Рассказы о прежней жизни - Николай Самохин
Шрифт:
Интервал:
Закладка:
Затем — маленький, угловой столик в ресторане, который сразу окружили, обсели ее друзья и обожатели — кожаные, замшевые пиджаки, холеные, аристократические лица.
И он тут — сбоку-припеку.
Правда, сразу представленный — или поставленный на место: «Наш сибирский друг. Художник».
Но потом была только она. Одно ее лицо, ее губы, ее глаза, ее глубоко открытая грудь в обрамлении черных кружев (это ведь надо же! — так целомудренно возвеличиваться, так олимпийски царить — грешной и смертной — над мешаниной кружев, кофейных чашек, блюдец, острот). Было только ее сияние, излучение, только её слова — а может, звуки? — ибо Васенин запомнил из всего произносимого одно лишь заклинание: «Ребята, давайте любить друг друга!»

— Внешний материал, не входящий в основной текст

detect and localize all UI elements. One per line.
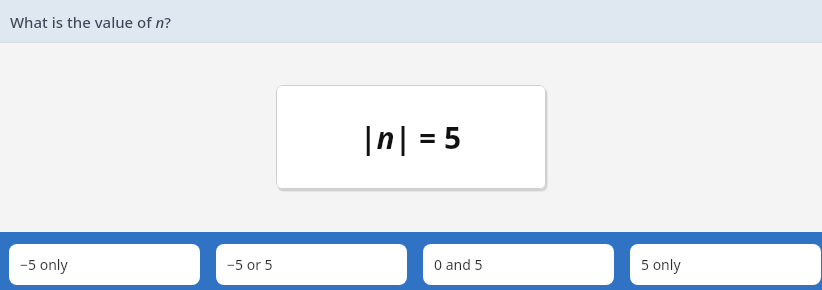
staticText: What is the value of n? [10,12,172,32]
button[interactable]: −5 only [9,244,200,285]
button[interactable]: −5 or 5 [216,244,407,285]
staticText: −5 only [20,255,68,274]
button[interactable]: 5 only [630,244,821,285]
staticText: 0 and 5 [434,255,483,274]
staticText: −5 or 5 [227,255,273,274]
button[interactable]: 0 and 5 [423,244,614,285]
staticText: |n| = 5 [360,117,462,158]
staticText: 5 only [641,255,681,274]
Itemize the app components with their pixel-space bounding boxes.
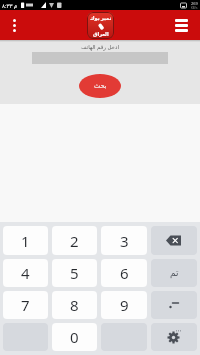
staticText: 6 bbox=[120, 263, 129, 283]
staticText: ادخل رقم الهاتف bbox=[81, 43, 119, 50]
staticText: KB/s bbox=[191, 6, 198, 10]
button[interactable]: 3 bbox=[101, 226, 147, 255]
button[interactable]: 8 bbox=[52, 291, 97, 319]
button[interactable]: نمبر بوك bbox=[87, 12, 114, 39]
button[interactable]: 0 bbox=[52, 323, 97, 351]
button[interactable]: 5 bbox=[52, 259, 97, 287]
staticText: 3 bbox=[120, 231, 129, 251]
button[interactable]: 6 bbox=[101, 259, 147, 287]
button[interactable]: 9 bbox=[101, 291, 147, 319]
staticText: 5 bbox=[70, 263, 79, 283]
staticText: 1 bbox=[21, 231, 30, 251]
staticText: 4 bbox=[21, 263, 30, 283]
staticText: 7 bbox=[21, 295, 30, 315]
staticText: 9 bbox=[120, 295, 129, 315]
staticText: تم bbox=[170, 268, 179, 278]
button[interactable] bbox=[151, 291, 197, 319]
button[interactable] bbox=[151, 226, 197, 255]
button[interactable]: تم bbox=[151, 259, 197, 287]
button[interactable]: 7 bbox=[3, 291, 48, 319]
button[interactable]: بحث bbox=[79, 74, 121, 98]
staticText: العراق bbox=[93, 31, 109, 37]
staticText: 8 bbox=[70, 295, 79, 315]
staticText: نمبر بوك bbox=[90, 15, 112, 22]
staticText: 2 bbox=[70, 231, 79, 251]
staticText: بحث bbox=[94, 82, 107, 90]
button[interactable]: 4 bbox=[3, 259, 48, 287]
button[interactable] bbox=[175, 19, 188, 32]
staticText: 0 bbox=[70, 327, 79, 347]
staticText: م ٨:٣٣ bbox=[2, 2, 18, 9]
button[interactable]: 1 bbox=[3, 226, 48, 255]
button[interactable] bbox=[13, 19, 16, 32]
button[interactable]: 2 bbox=[52, 226, 97, 255]
button[interactable] bbox=[151, 323, 197, 351]
staticText: 269 bbox=[191, 1, 198, 6]
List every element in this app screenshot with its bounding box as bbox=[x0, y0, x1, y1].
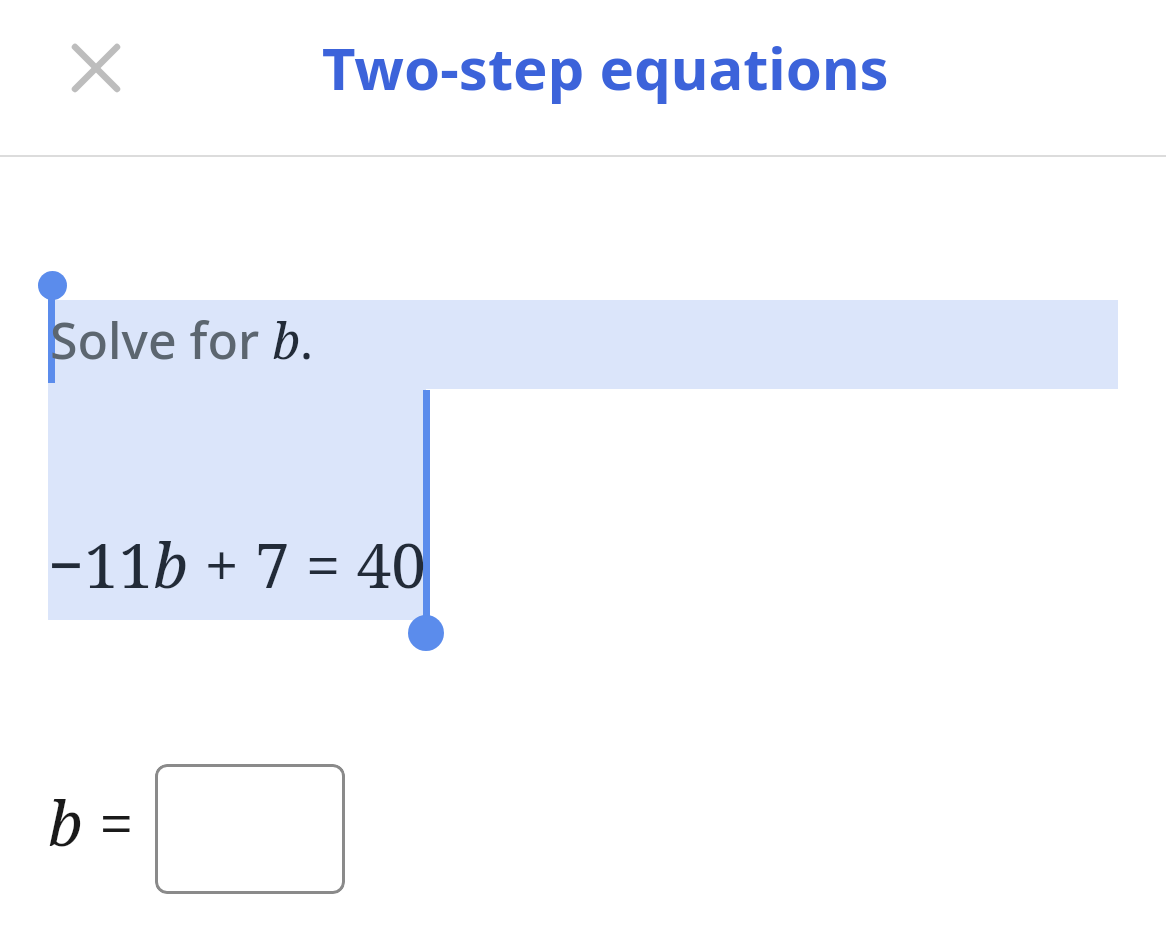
button[interactable]: Selection start handle bbox=[38, 271, 67, 300]
staticText: −11b + 7 = 40 bbox=[48, 522, 426, 606]
staticText: b = bbox=[48, 780, 134, 864]
staticText: Solve for b. bbox=[50, 306, 313, 374]
button[interactable]: Close bbox=[48, 20, 144, 116]
staticText: Two-step equations bbox=[322, 28, 889, 107]
button[interactable]: Selection end handle bbox=[408, 615, 444, 651]
button[interactable]: Answer input bbox=[155, 764, 345, 894]
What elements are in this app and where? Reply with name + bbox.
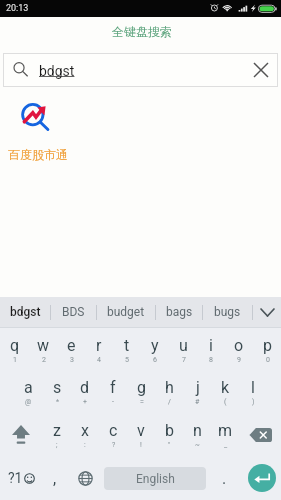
- button[interactable]: v: [127, 413, 155, 456]
- staticText: +: [83, 398, 87, 406]
- staticText: 4: [97, 356, 101, 364]
- button[interactable]: budget: [97, 297, 155, 327]
- staticText: bags: [166, 305, 193, 319]
- staticText: i: [209, 336, 213, 355]
- staticText: k: [221, 378, 230, 397]
- staticText: ;: [56, 441, 58, 449]
- button[interactable]: m: [211, 413, 239, 456]
- button[interactable]: i: [197, 328, 225, 371]
- staticText: 全键盘搜索: [112, 24, 172, 39]
- button[interactable]: e: [57, 328, 85, 371]
- button[interactable]: d: [71, 371, 99, 413]
- button[interactable]: p: [253, 328, 281, 371]
- button[interactable]: BDS: [51, 297, 96, 327]
- staticText: English: [136, 472, 175, 486]
- staticText: ): [252, 398, 255, 406]
- staticText: =: [140, 398, 144, 406]
- button[interactable]: More suggestions: [253, 297, 281, 327]
- button[interactable]: Backspace: [239, 413, 281, 456]
- staticText: e: [67, 336, 76, 355]
- button[interactable]: English: [104, 467, 206, 490]
- staticText: !: [140, 441, 142, 449]
- button[interactable]: 全键盘搜索: [0, 17, 281, 53]
- staticText: _: [224, 441, 228, 449]
- button[interactable]: t: [113, 328, 141, 371]
- staticText: #: [195, 398, 200, 406]
- staticText: j: [196, 378, 200, 397]
- staticText: 百度股市通: [8, 147, 68, 162]
- staticText: z: [53, 421, 61, 440]
- button[interactable]: u: [169, 328, 197, 371]
- button[interactable]: Change language: [67, 456, 104, 500]
- staticText: bdgst: [39, 63, 75, 79]
- staticText: l: [251, 378, 255, 397]
- button[interactable]: o: [225, 328, 253, 371]
- button[interactable]: j: [183, 371, 211, 413]
- button[interactable]: w: [29, 328, 57, 371]
- button[interactable]: Symbols: [0, 456, 42, 500]
- staticText: h: [165, 378, 174, 397]
- staticText: /: [168, 398, 171, 406]
- button[interactable]: k: [211, 371, 239, 413]
- button[interactable]: Enter: [248, 464, 276, 492]
- staticText: ": [168, 441, 171, 449]
- staticText: ?: [112, 441, 116, 449]
- staticText: q: [10, 336, 20, 355]
- staticText: 6: [153, 356, 157, 364]
- staticText: t: [124, 336, 130, 355]
- staticText: r: [96, 336, 102, 355]
- staticText: ?1: [8, 470, 23, 486]
- staticText: c: [109, 421, 118, 440]
- button[interactable]: .: [206, 456, 243, 500]
- button[interactable]: Clear: [244, 53, 278, 87]
- staticText: 1: [13, 356, 17, 364]
- staticText: 7: [182, 356, 186, 364]
- staticText: BDS: [62, 305, 85, 319]
- staticText: 8: [209, 356, 213, 364]
- button[interactable]: b: [155, 413, 183, 456]
- staticText: x: [81, 421, 89, 440]
- staticText: 0: [266, 356, 270, 364]
- button[interactable]: 百度股市通: [2, 103, 66, 162]
- staticText: budget: [107, 305, 145, 319]
- button[interactable]: bdgst: [0, 297, 50, 327]
- staticText: ,: [53, 469, 57, 488]
- button[interactable]: f: [99, 371, 127, 413]
- button[interactable]: z: [42, 413, 71, 456]
- button[interactable]: bags: [156, 297, 202, 327]
- button[interactable]: g: [127, 371, 155, 413]
- staticText: w: [37, 336, 50, 355]
- button[interactable]: Shift: [0, 413, 42, 456]
- staticText: @: [25, 398, 32, 406]
- staticText: 20:13: [6, 3, 29, 14]
- staticText: f: [110, 378, 116, 397]
- staticText: 3: [70, 356, 74, 364]
- staticText: m: [218, 421, 233, 440]
- button[interactable]: x: [71, 413, 99, 456]
- staticText: -: [112, 398, 114, 406]
- staticText: 9: [237, 356, 241, 364]
- button[interactable]: s: [43, 371, 71, 413]
- button[interactable]: n: [183, 413, 211, 456]
- staticText: 2: [42, 356, 46, 364]
- staticText: o: [234, 336, 244, 355]
- button[interactable]: r: [85, 328, 113, 371]
- staticText: 5: [125, 356, 129, 364]
- button[interactable]: c: [99, 413, 127, 456]
- button[interactable]: y: [141, 328, 169, 371]
- staticText: g: [137, 378, 146, 397]
- staticText: ~: [195, 441, 200, 449]
- button[interactable]: a: [14, 371, 43, 413]
- staticText: v: [137, 421, 145, 440]
- button[interactable]: l: [239, 371, 267, 413]
- button[interactable]: ,: [42, 456, 67, 500]
- button[interactable]: h: [155, 371, 183, 413]
- staticText: bdgst: [10, 305, 41, 319]
- button[interactable]: bugs: [203, 297, 252, 327]
- staticText: y: [151, 336, 159, 355]
- staticText: a: [24, 378, 33, 397]
- staticText: u: [179, 336, 188, 355]
- staticText: p: [263, 336, 272, 355]
- staticText: :: [84, 441, 86, 449]
- button[interactable]: q: [0, 328, 29, 371]
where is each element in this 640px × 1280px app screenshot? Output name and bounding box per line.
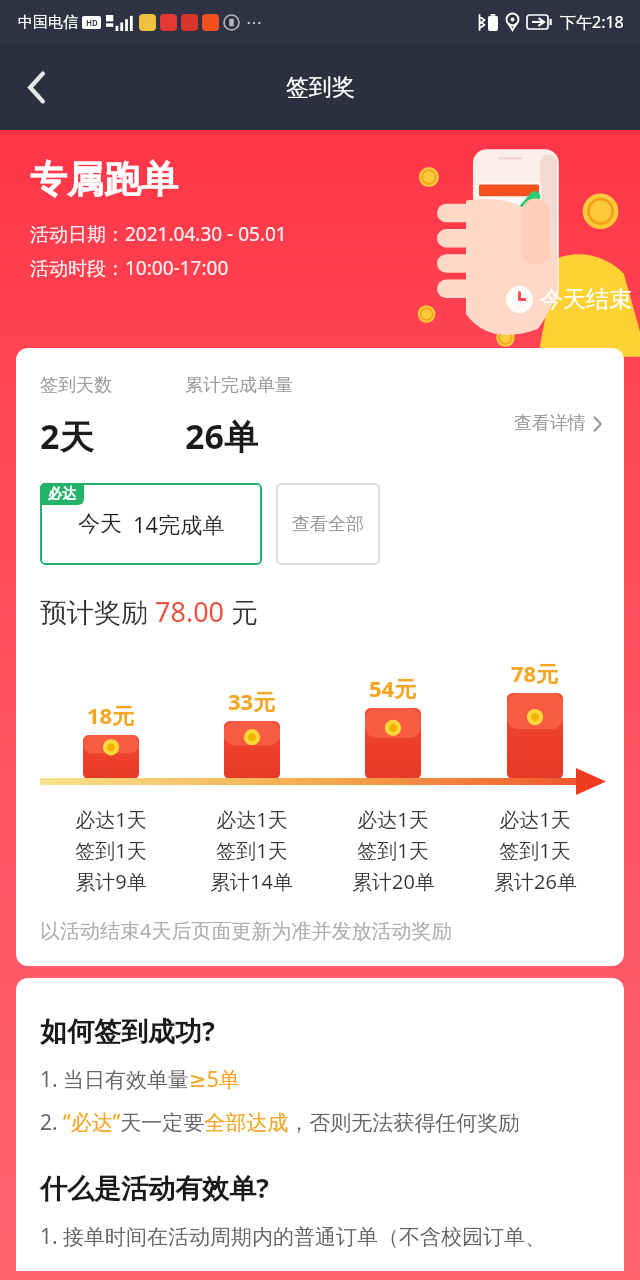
staticText: 26单 [185,413,258,459]
staticText: 33元 [228,686,276,716]
staticText: 签到奖 [286,73,355,102]
staticText: 今天 [78,510,122,538]
button[interactable]: 查看详情 [510,408,606,439]
staticText: 今天结束 [540,285,632,314]
staticText: 78元 [511,658,559,688]
staticText: 查看详情 [514,412,586,435]
staticText: 必达 [48,485,76,503]
staticText: 活动时段：10:00-17:00 [30,255,229,281]
button[interactable]: 返回 [0,44,72,130]
staticText: 必达1天 [216,806,288,833]
staticText: 1. 接单时间在活动周期内的普通订单（不含校园订单、 [40,1222,547,1251]
staticText: 2天 [40,413,94,459]
staticText: ⋯ [246,13,262,32]
staticText: 如何签到成功? [40,1012,215,1049]
staticText: 查看全部 [292,513,364,536]
staticText: 专属跑单 [30,156,178,203]
staticText: 签到1天 [357,837,429,864]
staticText: 签到1天 [499,837,571,864]
staticText: 活动日期：2021.04.30 - 05.01 [30,221,287,247]
staticText: 18元 [87,700,135,730]
staticText: 中国电信 [18,13,78,32]
staticText: 下午2:18 [560,11,624,33]
staticText: 必达1天 [357,806,429,833]
staticText: 1. 当日有效单量≥5单 [40,1065,240,1094]
staticText: 必达1天 [499,806,571,833]
staticText: 54元 [369,673,417,703]
staticText: 累计完成单量 [185,374,293,397]
staticText: 什么是活动有效单? [40,1169,269,1206]
staticText: 签到1天 [75,837,147,864]
staticText: HD [86,17,98,28]
staticText: 签到1天 [216,837,288,864]
button[interactable]: 查看全部 [276,483,380,565]
staticText: 以活动结束4天后页面更新为准并发放活动奖励 [40,917,452,944]
staticText: 14完成单 [133,509,225,539]
staticText: 累计20单 [352,868,435,895]
staticText: 必达1天 [75,806,147,833]
staticText: 预计奖励 78.00 元 [40,593,259,630]
staticText: 2. “必达”天一定要全部达成，否则无法获得任何奖励 [40,1108,520,1137]
staticText: 累计26单 [494,868,577,895]
button[interactable]: 今天 [40,483,262,565]
staticText: 签到天数 [40,374,112,397]
staticText: 累计14单 [210,868,293,895]
staticText: 累计9单 [75,868,147,895]
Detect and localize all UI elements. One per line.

И это «давайте любить друг друга» относилось к нему тоже. Значит, и он тоже мог, должен, обязан был любить ее.
И Васенин влюбился. Обвально. Ошалело. Загипнотизированно. Без ревности к тем, кто мог когда-то касаться этих нежных рук, этих губ, этих волос.
Так, наверное, не в женщину влюбляются. Так влюбляются в явление природы. В талант и гений, которые — суть явления природы.
Поздно ночью уходил его поезд (он ехал работать на дачу художников). Васенин пришел в гостиницу, чтобы собрать веши, — и не смог. Ему хотелось пройти сквозь стену — такое было состояние.
Чемодан Васенину уложила дежурная по этажу, сердобольно приговаривая:
— Да куда же ты, миленький, такой-то на ночь глядя? Ведь ты горишь весь.
В этом лихорадочном состоянии он и проработал целый месяц. Там, куда приехал Васенин, полыхала необыкновенная осень — и он писал осень, осень, осень!
Друзья потом, посмотрев эти листы, изумленно сказали:
— Ты что же делал-то раньше, самоубийца? Ты почему придуривался до седых волос?
И вот теперь, сгорбившись, Васенин сидел на узкой ступеньке: спиной к сцепе, лицом — к многоглазому залу.
По все равно он видел ее, помнил: от высоких, тонких каблуков, длинного концертного платья, обрамленного мехом, до стиснутых на груди нервных рук и романтического поворота головы.
Первые же звуки неповторимого голоса заворожили его. Голос баюкал, звал, возносил мольбу, страдал надрывно, ласкал, негодовал.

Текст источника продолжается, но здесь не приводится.